As questões que exigem o raciocínio do candidato são mais trabalhosas, pois demandam não só o conhecimento da norma e da doutrina como exige sua adaptação ao problema. Ou seja, não basta conhecer, é preciso compreender e adaptar.

Esse tipo de enunciado é mais complexo e demanda mais foco e concentração na hora de ser resolvido.

Vejam uma típica de situação-problema na qual o candidato precisa refletir para encontrar a alternativa adequada. O enunciado é bem mais extenso e conta um caso, uma história (a que chamamos de situação-problema) exigindo uma leitura bem mais atenta para a correta compreensão do enunciado. Aqui temos a forte distinção das questões operativas:

(OAB/FGV 2010.2) Em determinado procedimento administrativo disciplinar, a Administração federal impôs, ao servidor, a pena de advertência, tendo em vista a comprovação de ato de improbidade.
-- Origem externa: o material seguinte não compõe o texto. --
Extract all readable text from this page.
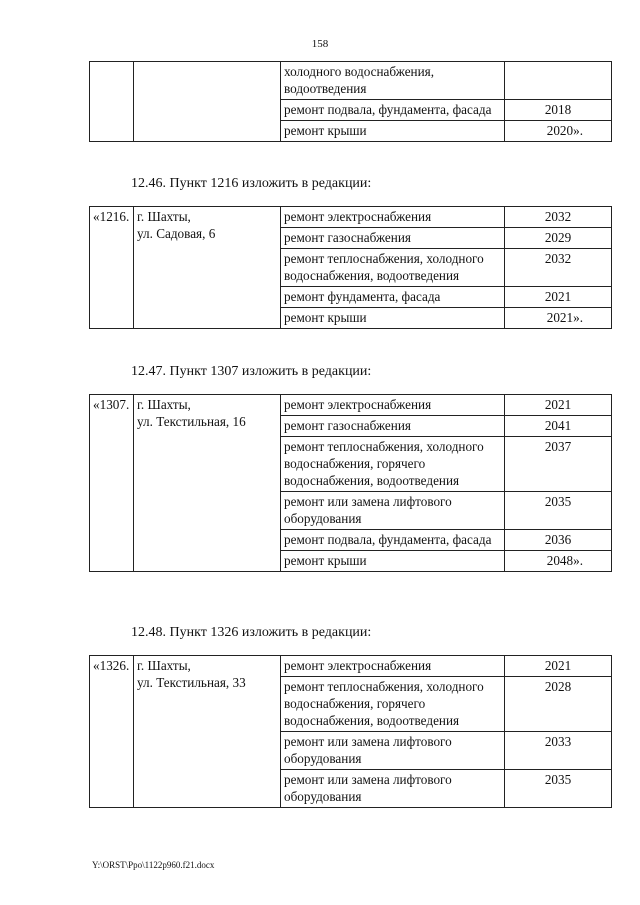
158
		холодного водоснабжения, водоотведения	
		ремонт подвала, фундамента, фасада	2018
		ремонт крыши	2020».
12.46. Пункт 1216 изложить в редакции:
«1216.	г. Шахты,
ул. Садовая, 6	ремонт электроснабжения	2032
		ремонт газоснабжения	2029
		ремонт теплоснабжения, холодного водоснабжения, водоотведения	2032
		ремонт фундамента, фасада	2021
		ремонт крыши	2021».
12.47. Пункт 1307 изложить в редакции:
«1307.	г. Шахты,
ул. Текстильная, 16	ремонт электроснабжения	2021
		ремонт газоснабжения	2041
		ремонт теплоснабжения, холодного водоснабжения, горячего водоснабжения, водоотведения	2037
		ремонт или замена лифтового оборудования	2035
		ремонт подвала, фундамента, фасада	2036
		ремонт крыши	2048».
12.48. Пункт 1326 изложить в редакции:
«1326.	г. Шахты,
ул. Текстильная, 33	ремонт электроснабжения	2021
		ремонт теплоснабжения, холодного водоснабжения, горячего водоснабжения, водоотведения	2028
		ремонт или замена лифтового оборудования	2033
		ремонт или замена лифтового оборудования	2035
Y:\ORST\Ppo\1122p960.f21.docx
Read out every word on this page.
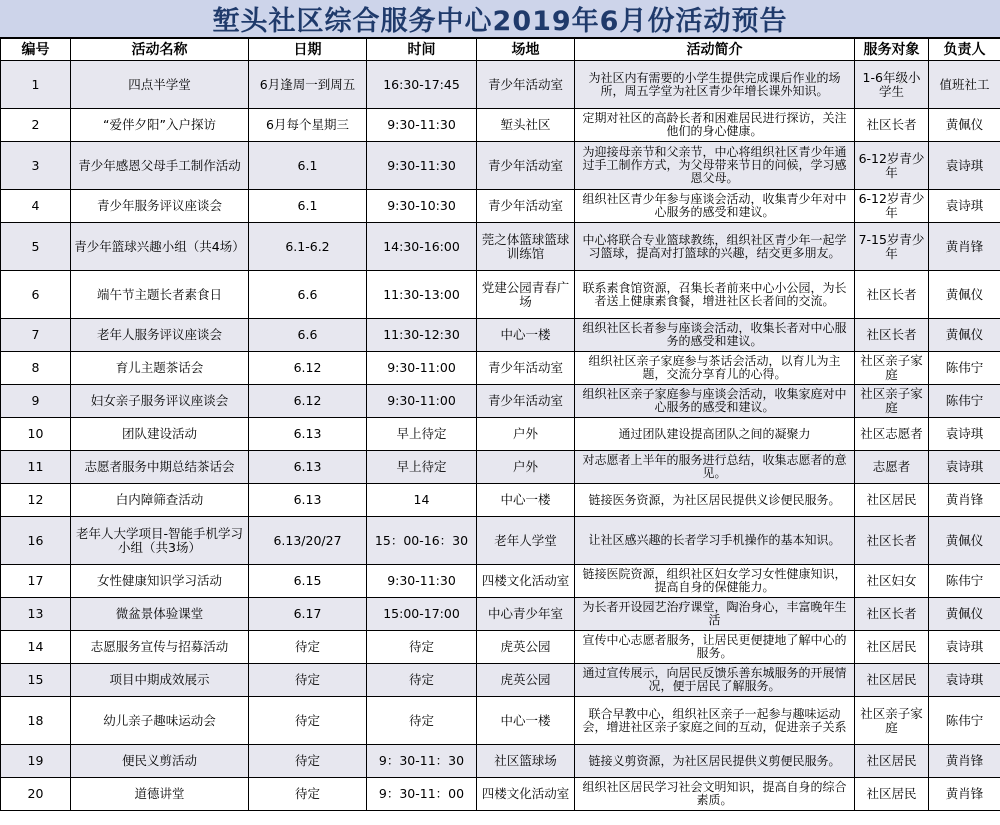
堑头社区综合服务中心2019年6月份活动预告
编号	活动名称	日期	时间	场地	活动简介	服务对象	负责人
1	四点半学堂	6月逢周一到周五	16:30-17:45	青少年活动室	为社区内有需要的小学生提供完成课后作业的场所，周五学堂为社区青少年增长课外知识。	1-6年级小学生	值班社工
2	“爱伴夕阳”入户探访	6月每个星期三	9:30-11:30	堑头社区	定期对社区的高龄长者和困难居民进行探访，关注他们的身心健康。	社区长者	黄佩仪
3	青少年感恩父母手工制作活动	6.1	9:30-11:30	青少年活动室	为迎接母亲节和父亲节，中心将组织社区青少年通过手工制作方式，为父母带来节日的问候，学习感恩父母。	6-12岁青少年	袁诗琪
4	青少年服务评议座谈会	6.1	9:30-10:30	青少年活动室	组织社区青少年参与座谈会活动，收集青少年对中心服务的感受和建议。	6-12岁青少年	袁诗琪
5	青少年篮球兴趣小组（共4场）	6.1-6.2	14:30-16:00	莞之体篮球篮球训练馆	中心将联合专业篮球教练，组织社区青少年一起学习篮球，提高对打篮球的兴趣，结交更多朋友。	7-15岁青少年	黄肖锋
6	端午节主题长者素食日	6.6	11:30-13:00	党建公园青春广场	联系素食馆资源，召集长者前来中心小公园，为长者送上健康素食餐，增进社区长者间的交流。	社区长者	黄佩仪
7	老年人服务评议座谈会	6.6	11:30-12:30	中心一楼	组织社区长者参与座谈会活动，收集长者对中心服务的感受和建议。	社区长者	黄佩仪
8	育儿主题茶话会	6.12	9:30-11:00	青少年活动室	组织社区亲子家庭参与茶话会活动，以育儿为主题，交流分享育儿的心得。	社区亲子家庭	陈伟宁
9	妇女亲子服务评议座谈会	6.12	9:30-11:00	青少年活动室	组织社区亲子家庭参与座谈会活动，收集家庭对中心服务的感受和建议。	社区亲子家庭	陈伟宁
10	团队建设活动	6.13	早上待定	户外	通过团队建设提高团队之间的凝聚力	社区志愿者	袁诗琪
11	志愿者服务中期总结茶话会	6.13	早上待定	户外	对志愿者上半年的服务进行总结，收集志愿者的意见。	志愿者	袁诗琪
12	白内障筛查活动	6.13	14	中心一楼	链接医务资源，为社区居民提供义诊便民服务。	社区居民	黄肖锋
16	老年人大学项目-智能手机学习小组（共3场）	6.13/20/27	15：00-16：30	老年人学堂	让社区感兴趣的长者学习手机操作的基本知识。	社区长者	黄佩仪
17	女性健康知识学习活动	6.15	9:30-11:30	四楼文化活动室	链接医院资源，组织社区妇女学习女性健康知识，提高自身的保健能力。	社区妇女	陈伟宁
13	微盆景体验课堂	6.17	15:00-17:00	中心青少年室	为长者开设园艺治疗课堂，陶治身心，丰富晚年生活	社区长者	黄佩仪
14	志愿服务宣传与招募活动	待定	待定	虎英公园	宣传中心志愿者服务，让居民更便捷地了解中心的服务。	社区居民	袁诗琪
15	项目中期成效展示	待定	待定	虎英公园	通过宣传展示，向居民反馈乐善东城服务的开展情况，便于居民了解服务。	社区居民	袁诗琪
18	幼儿亲子趣味运动会	待定	待定	中心一楼	联合早教中心，组织社区亲子一起参与趣味运动会，增进社区亲子家庭之间的互动，促进亲子关系	社区亲子家庭	陈伟宁
19	便民义剪活动	待定	9：30-11：30	社区篮球场	链接义剪资源，为社区居民提供义剪便民服务。	社区居民	黄肖锋
20	道德讲堂	待定	9：30-11：00	四楼文化活动室	组织社区居民学习社会文明知识，提高自身的综合素质。	社区居民	黄肖锋
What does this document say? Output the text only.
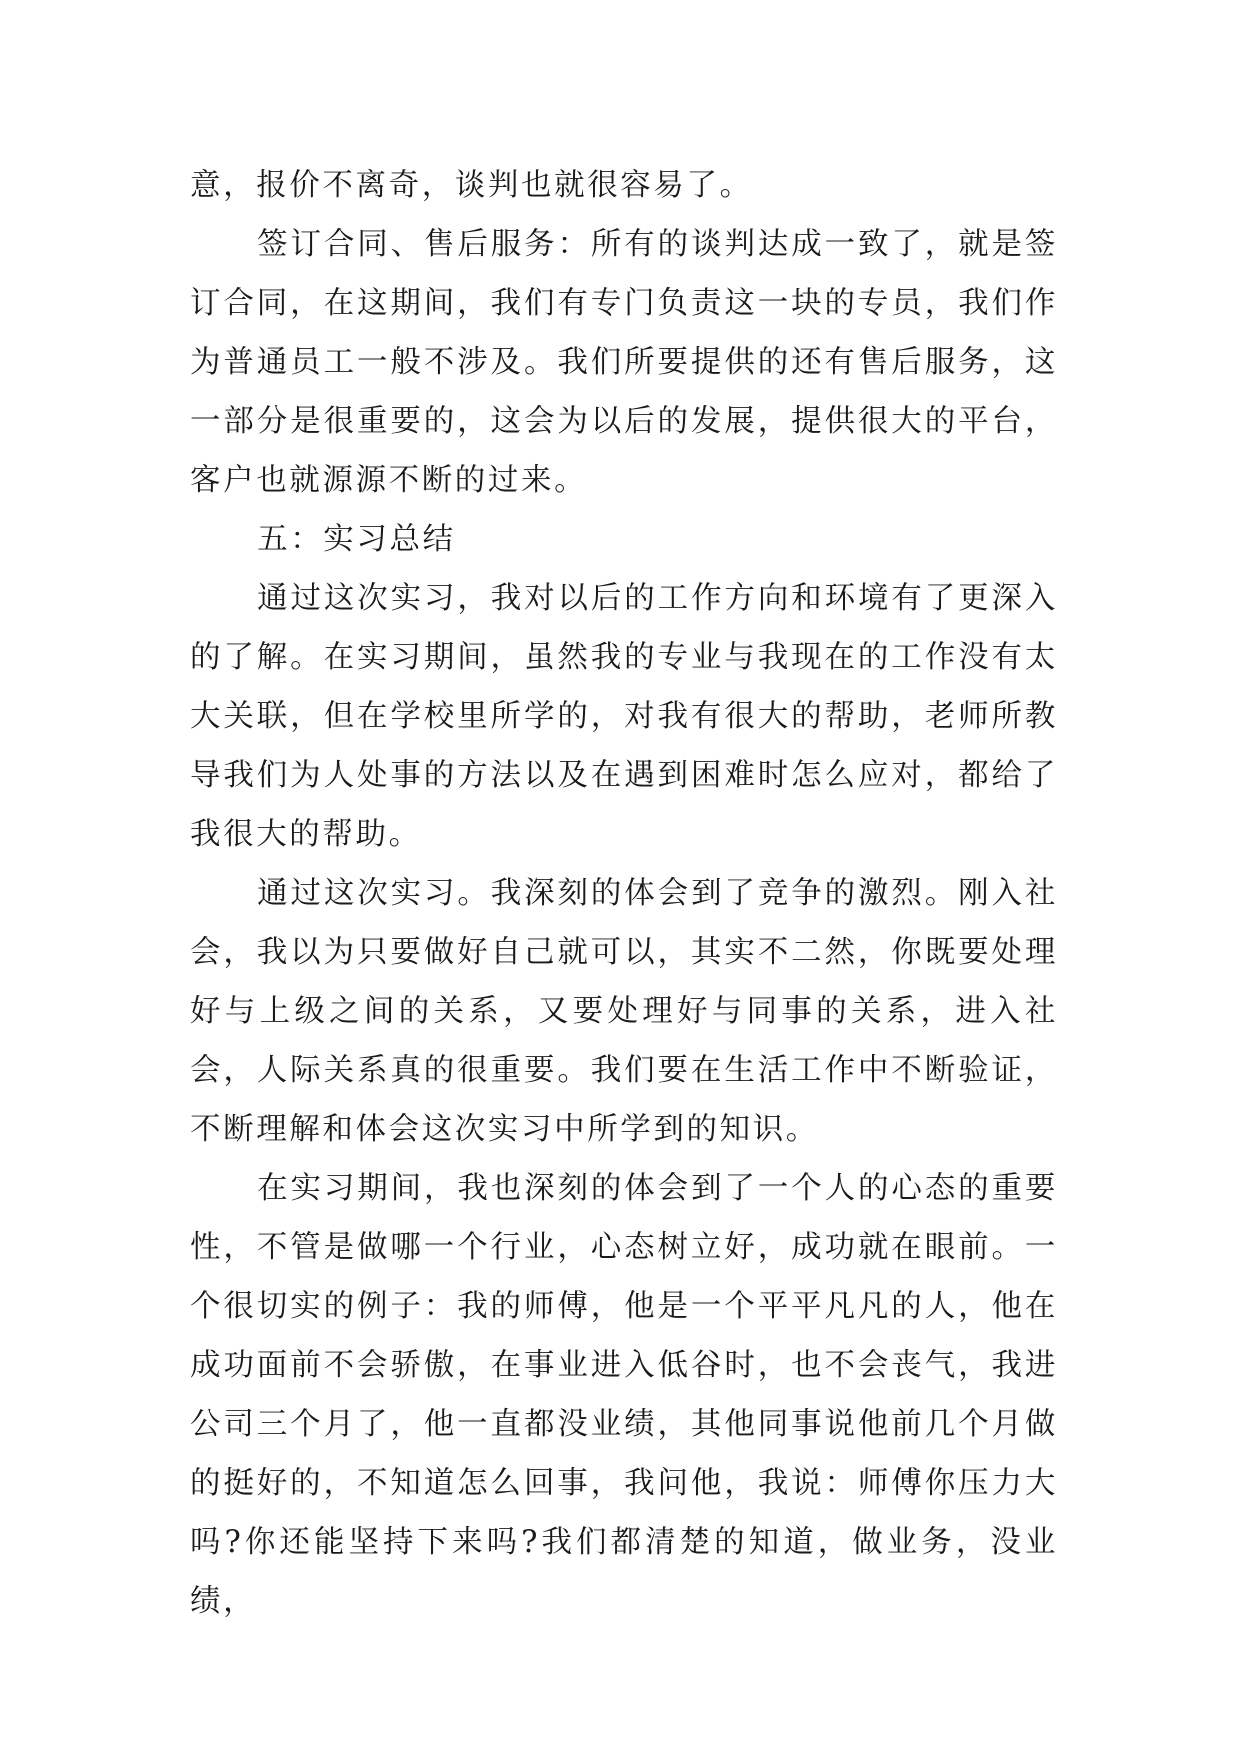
意，报价不离奇，谈判也就很容易了。

签订合同、售后服务：所有的谈判达成一致了，就是签订合同，在这期间，我们有专门负责这一块的专员，我们作为普通员工一般不涉及。我们所要提供的还有售后服务，这一部分是很重要的，这会为以后的发展，提供很大的平台，客户也就源源不断的过来。

五：实习总结

通过这次实习，我对以后的工作方向和环境有了更深入的了解。在实习期间，虽然我的专业与我现在的工作没有太大关联，但在学校里所学的，对我有很大的帮助，老师所教导我们为人处事的方法以及在遇到困难时怎么应对，都给了我很大的帮助。

通过这次实习。我深刻的体会到了竞争的激烈。刚入社会，我以为只要做好自己就可以，其实不二然，你既要处理好与上级之间的关系，又要处理好与同事的关系，进入社会，人际关系真的很重要。我们要在生活工作中不断验证，不断理解和体会这次实习中所学到的知识。

在实习期间，我也深刻的体会到了一个人的心态的重要性，不管是做哪一个行业，心态树立好，成功就在眼前。一个很切实的例子：我的师傅，他是一个平平凡凡的人，他在成功面前不会骄傲，在事业进入低谷时，也不会丧气，我进公司三个月了，他一直都没业绩，其他同事说他前几个月做的挺好的，不知道怎么回事，我问他，我说：师傅你压力大吗?你还能坚持下来吗?我们都清楚的知道，做业务，没业绩，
Inconformado, o servidor recorre, vindo a Administração, após lhe conferir o direito de manifestação, a lhe impor a pena de demissão, nos termos da Lei nº 8112/90 e da Lei 9784/98. Com base no fragmento acima, é correto a?rmar que a Administração Federal:

(A) agiu em desrespeito aos princípios da e?ciência e da instrumentalidade, autorizativos da reforma em prejuízo do recorrente, desde que não imponha pena grave. (B) agiu em respeito aos princípios da legalidade e autotutela, autorizativos da reforma em prejuízo do recorrente. (C) não observou o princípio da dignidade da pessoa humana, trazendo equivocada reforma em prejuízo do recorrente. (D) não observou o princípio do devido processo legal, trazendo equivocada reforma em prejuízo do recorrente.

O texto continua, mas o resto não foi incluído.